平尾剛のCANVAS DIALY

日々の雑感。思考の痕跡を残しておくために。

考えてからではなく考えるためにボクは書く。

三連休の最終日はラグビー愛好会の練習と動感感覚研究会で静かに過ぎようとしている。窓の外を眺めると怪しげな雲が広がってきてなんだか不穏である。なので、そろそろ帰る支度をしようかと思ったが、久しぶりにブログを書く気になったのでこうしてPCに向かっているところである。天気の神様、頼むからこれを書き終えて家に帰るまで雨を降らすのをおやめください。


カレンダーを眺めていたらあと1週間で秋学期が始まるということに気がついた。本当に、時間が経つのはあっという間である。あと4ヶ月足らずで2012年も終わるし、37歳も半分が過ぎようとしている。この間いったいボクは何をしてきたのだろうと振り返ってみれば、それなりにあれこれとしてはいるが、それらほとんどが記憶に残っていない。いや、記憶に残っていないというのは正確な表現ではないな。なんだかとても印象が薄いのだ。朧げに覚えてはいるのだがインパクトが弱いというか。イメージとして残ってはいるのだが言葉にはできないというか。そんな感じである。


これには思い当たる節がある。こんな風にして自らの経験の印象が薄くなったのはおそらくブログを書かなくなったことに原因がある。もっと正確に言うと、ブログを書こうとする意欲が衰えたことに起因しているのではないかと思っている。体験や経験を言葉に置き換えようとする意欲が弱まったことで、記憶の一つ一つを象れないままに放置することが多くなり、輪郭がぼやけた断片的なものばかりになってしまった。


思い返せばブログで書く、書かねばならないという使命にかられていたときは、日常生活の隅々にまでアンテナを張り巡らせていた。「うん?」と感じる違和感をみつけてはそれについて考えるために文章を書いた。「考えてから」ではなく「考えるために」、とにかく書く。そう決めることによって、当初は違和感にしか過ぎなかったものが言葉を重ねるうちにストンと自分の中に入ってくる。記憶の中の所定の位置に明確な言葉を伴ってきちんと収まってくれる。
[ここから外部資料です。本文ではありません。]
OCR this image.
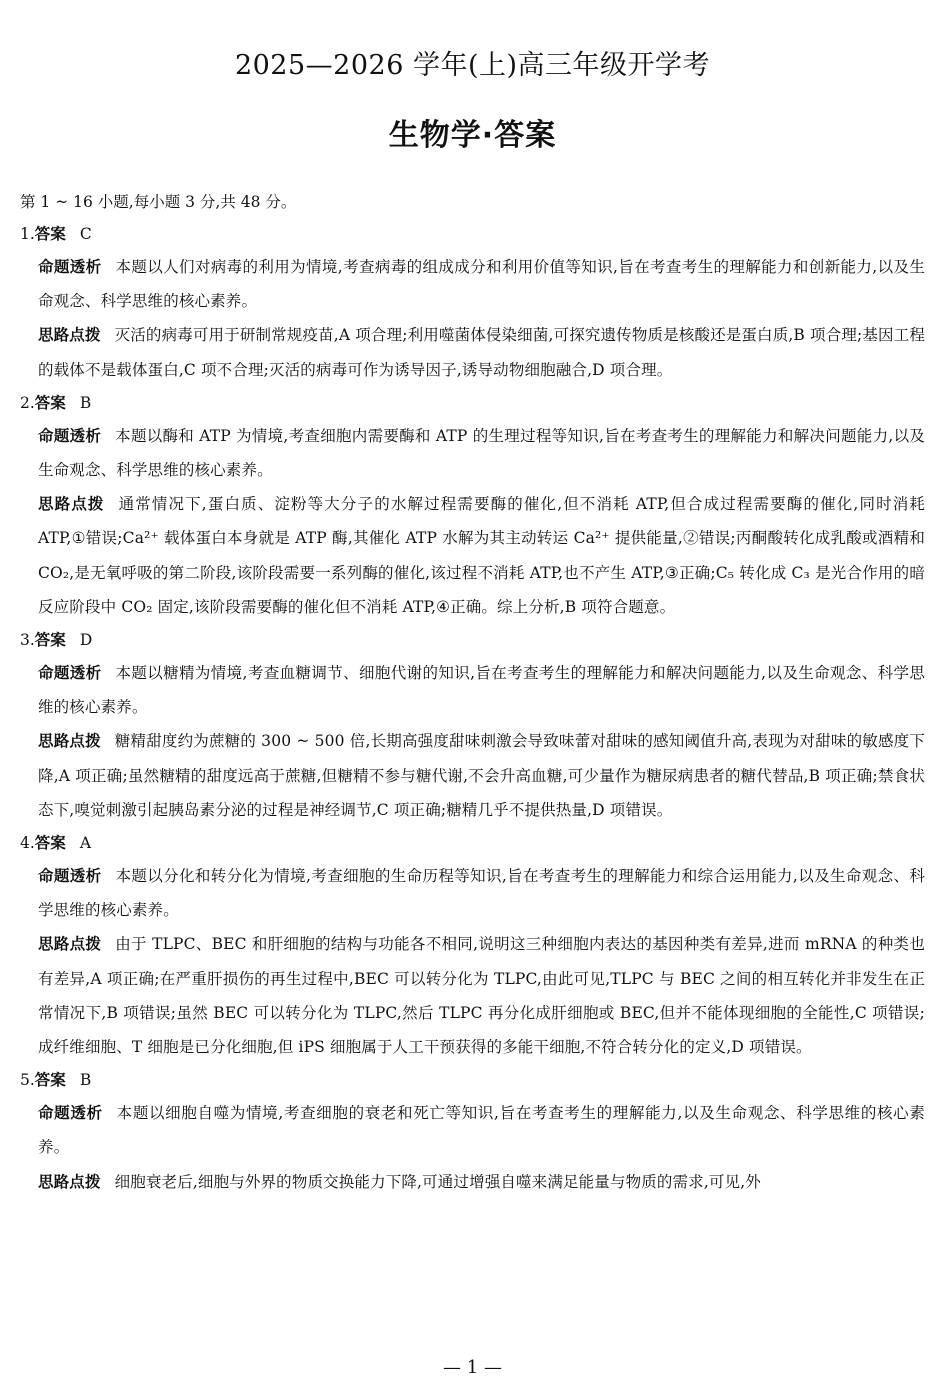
2025—2026 学年(上)高三年级开学考
生物学·答案

第 1 ~ 16 小题,每小题 3 分,共 48 分。

1.答案 C

命题透析 本题以人们对病毒的利用为情境,考查病毒的组成成分和利用价值等知识,旨在考查考生的理解能力和创新能力,以及生命观念、科学思维的核心素养。

思路点拨 灭活的病毒可用于研制常规疫苗,A 项合理;利用噬菌体侵染细菌,可探究遗传物质是核酸还是蛋白质,B 项合理;基因工程的载体不是载体蛋白,C 项不合理;灭活的病毒可作为诱导因子,诱导动物细胞融合,D 项合理。

2.答案 B

命题透析 本题以酶和 ATP 为情境,考查细胞内需要酶和 ATP 的生理过程等知识,旨在考查考生的理解能力和解决问题能力,以及生命观念、科学思维的核心素养。

思路点拨 通常情况下,蛋白质、淀粉等大分子的水解过程需要酶的催化,但不消耗 ATP,但合成过程需要酶的催化,同时消耗 ATP,①错误;Ca²⁺ 载体蛋白本身就是 ATP 酶,其催化 ATP 水解为其主动转运 Ca²⁺ 提供能量,②错误;丙酮酸转化成乳酸或酒精和 CO₂,是无氧呼吸的第二阶段,该阶段需要一系列酶的催化,该过程不消耗 ATP,也不产生 ATP,③正确;C₅ 转化成 C₃ 是光合作用的暗反应阶段中 CO₂ 固定,该阶段需要酶的催化但不消耗 ATP,④正确。综上分析,B 项符合题意。

3.答案 D

命题透析 本题以糖精为情境,考查血糖调节、细胞代谢的知识,旨在考查考生的理解能力和解决问题能力,以及生命观念、科学思维的核心素养。

思路点拨 糖精甜度约为蔗糖的 300 ~ 500 倍,长期高强度甜味刺激会导致味蕾对甜味的感知阈值升高,表现为对甜味的敏感度下降,A 项正确;虽然糖精的甜度远高于蔗糖,但糖精不参与糖代谢,不会升高血糖,可少量作为糖尿病患者的糖代替品,B 项正确;禁食状态下,嗅觉刺激引起胰岛素分泌的过程是神经调节,C 项正确;糖精几乎不提供热量,D 项错误。

4.答案 A

命题透析 本题以分化和转分化为情境,考查细胞的生命历程等知识,旨在考查考生的理解能力和综合运用能力,以及生命观念、科学思维的核心素养。

思路点拨 由于 TLPC、BEC 和肝细胞的结构与功能各不相同,说明这三种细胞内表达的基因种类有差异,进而 mRNA 的种类也有差异,A 项正确;在严重肝损伤的再生过程中,BEC 可以转分化为 TLPC,由此可见,TLPC 与 BEC 之间的相互转化并非发生在正常情况下,B 项错误;虽然 BEC 可以转分化为 TLPC,然后 TLPC 再分化成肝细胞或 BEC,但并不能体现细胞的全能性,C 项错误;成纤维细胞、T 细胞是已分化细胞,但 iPS 细胞属于人工干预获得的多能干细胞,不符合转分化的定义,D 项错误。

5.答案 B

命题透析 本题以细胞自噬为情境,考查细胞的衰老和死亡等知识,旨在考查考生的理解能力,以及生命观念、科学思维的核心素养。

思路点拨 细胞衰老后,细胞与外界的物质交换能力下降,可通过增强自噬来满足能量与物质的需求,可见,外

— 1 —
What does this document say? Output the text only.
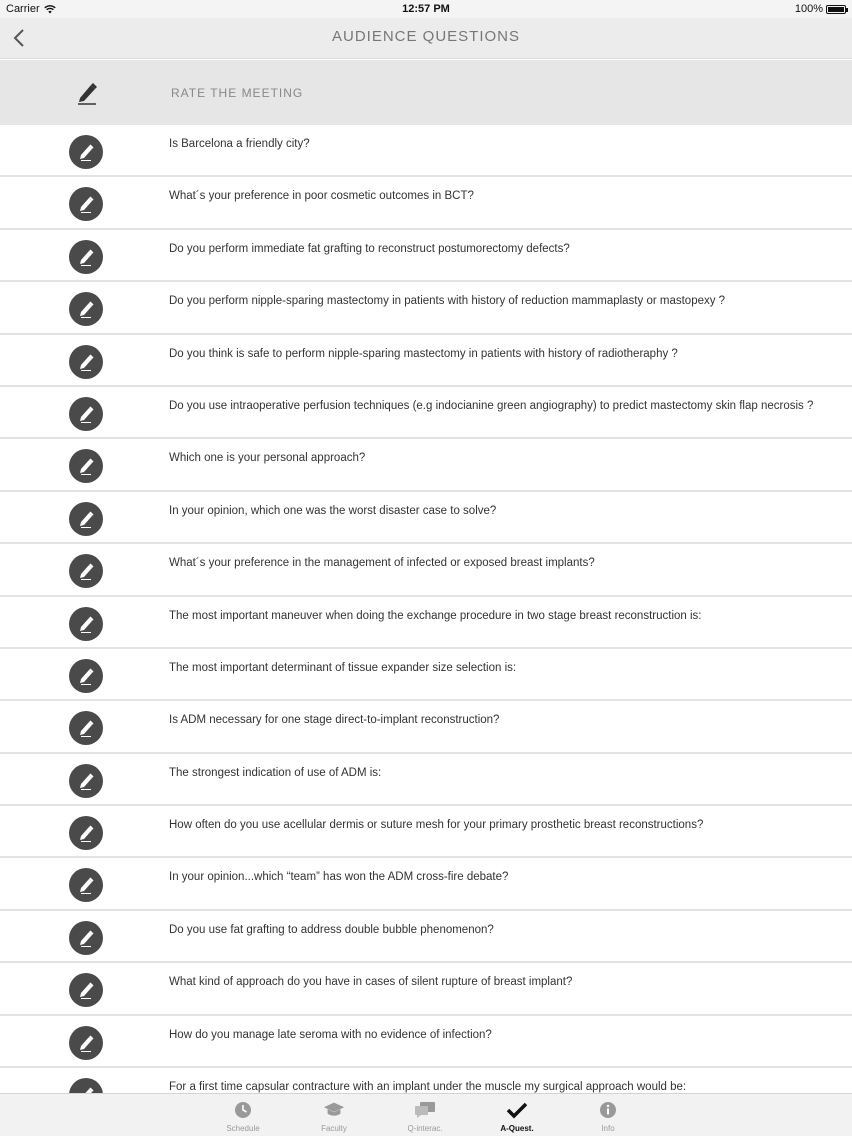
Carrier	12:57 PM	100%
AUDIENCE QUESTIONS
RATE THE MEETING
Is Barcelona a friendly city?
What´s your preference in poor cosmetic outcomes in BCT?
Do you perform immediate fat grafting to reconstruct postumorectomy defects?
Do you perform nipple-sparing mastectomy in patients with history of reduction mammaplasty or mastopexy ?
Do you think is safe to perform nipple-sparing mastectomy in patients with history of radiotheraphy ?
Do you use intraoperative perfusion techniques (e.g indocianine green angiography) to predict mastectomy skin flap necrosis ?
Which one is your personal approach?
In your opinion, which one was the worst disaster case to solve?
What´s your preference in the management of infected or exposed breast implants?
The most important maneuver when doing the exchange procedure in two stage breast reconstruction is:
The most important determinant of tissue expander size selection is:
Is ADM necessary for one stage direct-to-implant reconstruction?
The strongest indication of use of ADM is:
How often do you use acellular dermis or suture mesh for your primary prosthetic breast reconstructions?
In your opinion...which “team” has won the ADM cross-fire debate?
Do you use fat grafting to address double bubble phenomenon?
What kind of approach do you have in cases of silent rupture of breast implant?
How do you manage late seroma with no evidence of infection?
For a first time capsular contracture with an implant under the muscle my surgical approach would be:
Schedule	Faculty	Q-interac.	A-Quest.	Info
それらが積み重なってボクという人間の記憶はおそらく形成されていたのだろうと思う。


こうした一連の記憶形成プロセスが、書かなくなったことによって、書くことへの意欲が薄れたことによって、うまく機能しなくなった。整理整頓どころか、曖昧なイメージのまま次々と記憶の貯蔵庫に放り込まれるのだから、散逸するのも当然である。散逸していることすらも散逸しているような状態が、おそらく現在のボクではないかと思うのである。


いつからかコンテンツばかりを気にするようになったのも、書くという営みに対するスタンスが微妙に変わっていったこの影響ではないかと思う。書く前に頭の中で整理して、それこそオチまでイメージしてから書き始めようとしている自分に気がついたときは「ハッ」となって落ち込んだ。ブログに限らずこうした書き方は絶対にするまい。予定調和なんぞくそくらえだと決め込んできたにもかかわらず、その罠にまんまと嵌っている自分をすぐには信じることができなかった。だからといって、そう気づいたところですぐに元に戻れるはずもなく、もやもやしてさらに書くことから遠ざかってしまっていた。


うん、ださいぞ、オレ。


目一杯に頑張ってこれらの経緯を前向きに解釈するとすれば、書くということを日常生活における大切な営みとして過ごしてきた人間が、書くことから遠ざかればどんな風な心境になるか。それが身を以てわかったということだ。でももういやです、あんな経験は。


てなわけで、また今日から「書く」を日常生活における大事な営みに据えることにします。この数ヶ月はこうして何度もブログ再開宣言をしてきたけれど、おそらく今回は本気です(たぶん)。


てなことを書いているあいだに雨がしとしとと降り出しました。
どうやらボクのささやかな(でもとても自分勝手な)お願いは聞き届けられなかったよう。さあ、帰ろう。